Tinha dezanove anos e um carro. Um campeão de rallies, um conquistador de quilómetros, um MINI 1000. Com vinte anos. Com a confiança da juventude, convenci a minha mãe a deixar-se trazer de Faro para Lisboa, no regresso das férias, apesar das advertências mecânico-alarmistas da minha irmã. Nem sempre Deus protege os audazes… A chuva incessante isolou-nos no Alentejo. Empurradas até à oficina, aguardámos que terminasse o desafio de futebol a que o mecânico assistia na televisão do café. Foi assim que conheci a Amareleja: ninguém na rua, um Domingo de chuva, um café aberto, uma oficina fechada à espera de golos. E eu ali, com a traição do meu carro.

A confiança é um sentimento poderoso que se constrói na relação, desde cedo, a partir da consistência do comportamento.

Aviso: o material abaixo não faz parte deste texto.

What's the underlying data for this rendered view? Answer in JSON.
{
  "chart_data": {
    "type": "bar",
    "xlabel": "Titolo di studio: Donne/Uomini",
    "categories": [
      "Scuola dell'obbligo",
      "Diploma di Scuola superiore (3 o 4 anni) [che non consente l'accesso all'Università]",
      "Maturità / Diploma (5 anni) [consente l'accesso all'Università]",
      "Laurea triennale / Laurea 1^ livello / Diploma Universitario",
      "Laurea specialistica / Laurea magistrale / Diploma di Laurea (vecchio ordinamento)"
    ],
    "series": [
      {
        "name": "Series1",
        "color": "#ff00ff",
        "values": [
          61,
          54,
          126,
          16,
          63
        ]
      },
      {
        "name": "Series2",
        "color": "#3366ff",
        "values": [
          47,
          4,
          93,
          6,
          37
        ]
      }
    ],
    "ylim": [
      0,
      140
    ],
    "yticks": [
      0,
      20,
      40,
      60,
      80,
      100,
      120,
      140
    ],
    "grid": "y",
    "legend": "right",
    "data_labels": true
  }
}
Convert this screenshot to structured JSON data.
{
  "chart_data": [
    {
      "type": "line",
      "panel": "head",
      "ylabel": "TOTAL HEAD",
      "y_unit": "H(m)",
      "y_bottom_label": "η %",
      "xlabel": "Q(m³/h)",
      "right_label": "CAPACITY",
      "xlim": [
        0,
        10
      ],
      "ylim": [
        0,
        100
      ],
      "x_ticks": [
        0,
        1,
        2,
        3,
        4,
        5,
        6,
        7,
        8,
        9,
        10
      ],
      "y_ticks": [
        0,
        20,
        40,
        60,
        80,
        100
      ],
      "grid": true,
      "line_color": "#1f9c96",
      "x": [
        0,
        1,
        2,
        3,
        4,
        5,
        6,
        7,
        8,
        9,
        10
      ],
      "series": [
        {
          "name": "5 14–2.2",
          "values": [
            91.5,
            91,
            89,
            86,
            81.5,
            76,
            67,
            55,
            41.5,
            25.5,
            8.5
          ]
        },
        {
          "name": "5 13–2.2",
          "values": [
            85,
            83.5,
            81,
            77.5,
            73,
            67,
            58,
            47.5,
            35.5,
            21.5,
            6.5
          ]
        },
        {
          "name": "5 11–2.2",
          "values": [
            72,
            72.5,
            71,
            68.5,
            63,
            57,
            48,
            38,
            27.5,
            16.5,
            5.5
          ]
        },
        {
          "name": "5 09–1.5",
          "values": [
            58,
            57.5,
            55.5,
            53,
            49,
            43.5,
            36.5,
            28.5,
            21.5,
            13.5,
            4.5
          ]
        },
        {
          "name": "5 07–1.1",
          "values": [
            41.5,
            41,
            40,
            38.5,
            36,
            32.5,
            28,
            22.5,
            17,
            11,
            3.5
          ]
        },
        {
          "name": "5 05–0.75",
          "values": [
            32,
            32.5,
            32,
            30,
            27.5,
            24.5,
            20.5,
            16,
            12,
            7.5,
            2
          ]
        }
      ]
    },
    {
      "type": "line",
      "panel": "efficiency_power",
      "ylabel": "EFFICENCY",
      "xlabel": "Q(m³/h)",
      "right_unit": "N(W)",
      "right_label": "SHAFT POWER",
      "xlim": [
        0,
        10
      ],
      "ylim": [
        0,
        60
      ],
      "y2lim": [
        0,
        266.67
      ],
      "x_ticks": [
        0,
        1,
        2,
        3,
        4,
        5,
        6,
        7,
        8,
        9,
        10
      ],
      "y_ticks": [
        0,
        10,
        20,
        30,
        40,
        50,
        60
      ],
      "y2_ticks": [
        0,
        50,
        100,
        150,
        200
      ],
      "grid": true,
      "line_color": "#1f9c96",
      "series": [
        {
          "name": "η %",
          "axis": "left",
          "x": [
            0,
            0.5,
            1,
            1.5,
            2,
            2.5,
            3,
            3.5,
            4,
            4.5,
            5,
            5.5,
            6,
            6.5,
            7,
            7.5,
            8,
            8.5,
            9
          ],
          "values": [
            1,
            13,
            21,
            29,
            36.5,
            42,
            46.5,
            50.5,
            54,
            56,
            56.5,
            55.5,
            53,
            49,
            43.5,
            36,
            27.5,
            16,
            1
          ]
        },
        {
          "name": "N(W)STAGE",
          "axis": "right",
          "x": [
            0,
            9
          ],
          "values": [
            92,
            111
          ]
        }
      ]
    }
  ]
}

Eu punha gasolina, água no radiador e óleo no motor, ele andava quilómetros sem se queixar. Eu acelerava, ele respondia. Um dia acelerei e ele não respondeu. Não fez mal. Comprei-lhe uma tampa para proteger o motor da chuva e uma manta para as noites frias. Eu aconchegava, ele respondia. Confiança restabelecida.

O mesmo não aconteceu com outras relações. Quando o comportamento deixa de ser consistente, a confiança quebra-se e a reparação é difícil. Aconteceu com o Banco Espírito Santo, com o ex-Primeiro Ministro José Sócrates, com a TAP, com o Novo Banco, com os acórdãos do Juiz Neto de Moura, e outras incontáveis vezes. Sucessivas e recorrentes perdas arruínam a confiança política. Todavia, a credibilidade das instituições é a base do saudável funcionamento democrático.

As instituições não são paredes, são pessoas. E as pessoas são os seus comportamentos com as suas consequências. A dissociação entre acto e consequência resulta na ausência de responsabilização. E a questão que se coloca é se não haverá por aí uma ideia apriorística de impunidade que permite malabarismos irrealistas como, “o dinheiro estava num cofre da minha mãe”. Ou pior. Um aumento de 40% na factura de electricidade em dez anos, quando, no entanto, e em simultâneo, temos das mais baixas tarifas da Europa, e o preço do petróleo em quebra. Isto significa que pagamos uma elevada percentagem de taxas para suportar acordos opacos entre o Estado e as promotoras energéticas – como a EDP. Assim se estrangulam empresas e famílias.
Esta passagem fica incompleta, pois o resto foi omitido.